Richard Thomas:
stories from his son, Rick Thomas

From: Rick Thomas, son of Richard H. Thomas: Dad got his mother to say he was 16 so he could enlist in the Navy.  When it turned out that he was color-clind, he was transferred to the 93rd and joined them on Banika where he quietly celebrated his 16th birthday. Chaplain Ball was his pastor from Rock Hill, SC. He attended Catholic services to avoid being recognized by the Chaplain who might have reported him for being underage.

"I do not know if Dad taught the Filipinos to fish with dynamite but he did some of that with them. He said the charge would detonate, then the Filipinos would dive in the water and collect the fish. Occasionally one fellow would rise to the surface and talk excitedly, then others would dive in. Soon they would come up with an octopus that they had pried from the rocks. The natives would butcher it on the boat and eat it raw. Dad tried it, but just could not make himself swallow.

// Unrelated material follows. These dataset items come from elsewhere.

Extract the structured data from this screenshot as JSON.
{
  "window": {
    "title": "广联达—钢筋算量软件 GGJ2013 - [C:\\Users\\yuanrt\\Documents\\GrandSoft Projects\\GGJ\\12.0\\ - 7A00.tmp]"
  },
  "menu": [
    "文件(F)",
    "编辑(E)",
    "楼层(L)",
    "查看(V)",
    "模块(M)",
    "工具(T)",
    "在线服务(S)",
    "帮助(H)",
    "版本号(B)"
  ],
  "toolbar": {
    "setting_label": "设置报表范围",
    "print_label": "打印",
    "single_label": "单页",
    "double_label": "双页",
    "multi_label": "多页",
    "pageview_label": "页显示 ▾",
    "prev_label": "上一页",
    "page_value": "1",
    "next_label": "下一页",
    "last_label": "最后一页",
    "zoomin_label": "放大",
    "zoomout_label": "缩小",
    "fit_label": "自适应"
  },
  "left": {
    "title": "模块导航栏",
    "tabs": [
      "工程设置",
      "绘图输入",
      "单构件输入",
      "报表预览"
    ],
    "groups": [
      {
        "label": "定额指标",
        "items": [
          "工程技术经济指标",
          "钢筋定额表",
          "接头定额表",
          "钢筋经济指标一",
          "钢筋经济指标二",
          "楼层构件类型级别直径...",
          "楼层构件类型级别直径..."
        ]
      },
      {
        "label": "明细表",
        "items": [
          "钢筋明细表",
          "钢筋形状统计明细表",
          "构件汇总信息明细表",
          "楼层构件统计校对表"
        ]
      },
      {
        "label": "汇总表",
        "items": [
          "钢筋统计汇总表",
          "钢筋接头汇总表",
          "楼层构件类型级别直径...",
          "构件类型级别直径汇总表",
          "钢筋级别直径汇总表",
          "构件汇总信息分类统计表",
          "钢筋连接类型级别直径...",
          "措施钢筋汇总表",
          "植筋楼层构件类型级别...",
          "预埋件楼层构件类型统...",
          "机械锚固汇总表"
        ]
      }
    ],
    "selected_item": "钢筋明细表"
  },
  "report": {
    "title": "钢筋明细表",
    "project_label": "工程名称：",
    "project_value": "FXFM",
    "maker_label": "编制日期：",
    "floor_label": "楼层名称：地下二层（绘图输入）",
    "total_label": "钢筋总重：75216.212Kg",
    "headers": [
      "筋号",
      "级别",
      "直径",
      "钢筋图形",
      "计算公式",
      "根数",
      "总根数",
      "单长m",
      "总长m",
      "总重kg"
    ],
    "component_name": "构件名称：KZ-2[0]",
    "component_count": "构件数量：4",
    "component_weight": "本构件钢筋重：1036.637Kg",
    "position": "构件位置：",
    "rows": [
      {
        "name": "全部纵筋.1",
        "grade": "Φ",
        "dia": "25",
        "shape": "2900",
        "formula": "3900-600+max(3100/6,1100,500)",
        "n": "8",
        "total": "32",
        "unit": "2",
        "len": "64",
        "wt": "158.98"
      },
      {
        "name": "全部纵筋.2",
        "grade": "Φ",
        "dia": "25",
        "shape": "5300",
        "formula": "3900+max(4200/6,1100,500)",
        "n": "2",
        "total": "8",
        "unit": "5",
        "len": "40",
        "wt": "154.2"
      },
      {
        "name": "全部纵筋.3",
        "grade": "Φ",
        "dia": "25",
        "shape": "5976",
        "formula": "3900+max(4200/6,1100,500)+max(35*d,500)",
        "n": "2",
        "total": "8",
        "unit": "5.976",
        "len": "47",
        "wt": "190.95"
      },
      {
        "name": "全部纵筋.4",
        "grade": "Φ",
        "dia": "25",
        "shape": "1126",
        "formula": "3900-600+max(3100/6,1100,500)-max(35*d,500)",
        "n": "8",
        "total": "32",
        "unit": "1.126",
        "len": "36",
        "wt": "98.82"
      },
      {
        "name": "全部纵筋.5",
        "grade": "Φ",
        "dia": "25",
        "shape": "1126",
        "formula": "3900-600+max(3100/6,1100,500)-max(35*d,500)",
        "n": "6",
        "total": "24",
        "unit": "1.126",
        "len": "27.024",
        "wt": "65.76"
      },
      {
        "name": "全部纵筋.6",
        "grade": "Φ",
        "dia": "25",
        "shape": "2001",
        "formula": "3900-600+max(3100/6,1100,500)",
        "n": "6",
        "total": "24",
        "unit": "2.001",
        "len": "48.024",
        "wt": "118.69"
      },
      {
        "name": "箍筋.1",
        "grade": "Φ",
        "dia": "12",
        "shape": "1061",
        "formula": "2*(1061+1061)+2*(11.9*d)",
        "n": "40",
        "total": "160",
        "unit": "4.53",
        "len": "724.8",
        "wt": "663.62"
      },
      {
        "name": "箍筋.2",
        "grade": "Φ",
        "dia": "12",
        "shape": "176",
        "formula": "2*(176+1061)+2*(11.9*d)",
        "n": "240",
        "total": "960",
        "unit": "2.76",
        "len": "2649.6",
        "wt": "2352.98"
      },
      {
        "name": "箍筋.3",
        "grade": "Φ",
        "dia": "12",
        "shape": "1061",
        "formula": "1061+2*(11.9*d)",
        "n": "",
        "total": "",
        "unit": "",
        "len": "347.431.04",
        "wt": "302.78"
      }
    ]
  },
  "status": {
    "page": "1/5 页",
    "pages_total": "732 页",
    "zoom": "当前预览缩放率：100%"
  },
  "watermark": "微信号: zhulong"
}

"Harold Collins told me of climbing a tree that overhung the water at Green Island. He lowered a bag of corn meal into the water with a stick of dynamite and watched the fish congregate around it. He thought that one stick of dynamite might not be enough so he put two more on the rope. Later he thought a sufficient number of fish were feeding on the corn meal so he set off the charge. It blew him out of the tree and disintegrated all the fish. I guess 19 year olds were as dumb in 1944 as they are in 2002."